Discovery of N‑(thiazol-2-yl) Furanamide Derivatives as Potent Orally Efficacious AR Antagonists with Low BBB Permeability

Resistance-conferring mutations in the androgen receptor (AR) ligand-binding pocket (LBP) compromise the effectiveness of clinically approved orthosteric AR antagonists. Targeting the dimerization interface pocket (DIP) of AR presents a promising therapeutic approach. In this study, we report the design and optimization of N-(thiazol-2-yl) furanamide derivatives as novel AR DIP antagonists, among which C13 was the most promising candidate. C13 exhibited excellent AR antagonistic activity (IC50 = 0.010 μM), effectively blocked AR dimerization and nuclear translocation, and demonstrated potent efficacy in several castration-resistant prostate cancer (CRPC) cells.

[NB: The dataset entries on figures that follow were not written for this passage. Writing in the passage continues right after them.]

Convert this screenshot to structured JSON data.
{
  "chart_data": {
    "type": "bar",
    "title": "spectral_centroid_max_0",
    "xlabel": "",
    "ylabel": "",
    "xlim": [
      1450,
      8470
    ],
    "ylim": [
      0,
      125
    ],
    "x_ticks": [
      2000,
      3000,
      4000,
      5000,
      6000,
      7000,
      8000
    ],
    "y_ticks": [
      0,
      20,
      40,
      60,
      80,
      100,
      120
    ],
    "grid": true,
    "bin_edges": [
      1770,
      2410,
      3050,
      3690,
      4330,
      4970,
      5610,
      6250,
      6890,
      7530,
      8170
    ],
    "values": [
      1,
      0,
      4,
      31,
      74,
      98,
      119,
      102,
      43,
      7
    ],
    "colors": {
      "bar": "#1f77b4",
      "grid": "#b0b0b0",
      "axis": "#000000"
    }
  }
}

Notably, C13 showed superior efficacy against variant drug-resistant AR mutants, along with favorable metabolic stability, excellent pharmacokinetic properties, and low brain distribution. Furthermore, oral administration of C13 achieved 123.4% tumor growth inhibition in an LNCaP xenograft model without apparent toxicity. As a noncompetitive binder, C13 complements current LBP-targeting AR inhibitors and represents a promising therapy for drug-resistant PCa.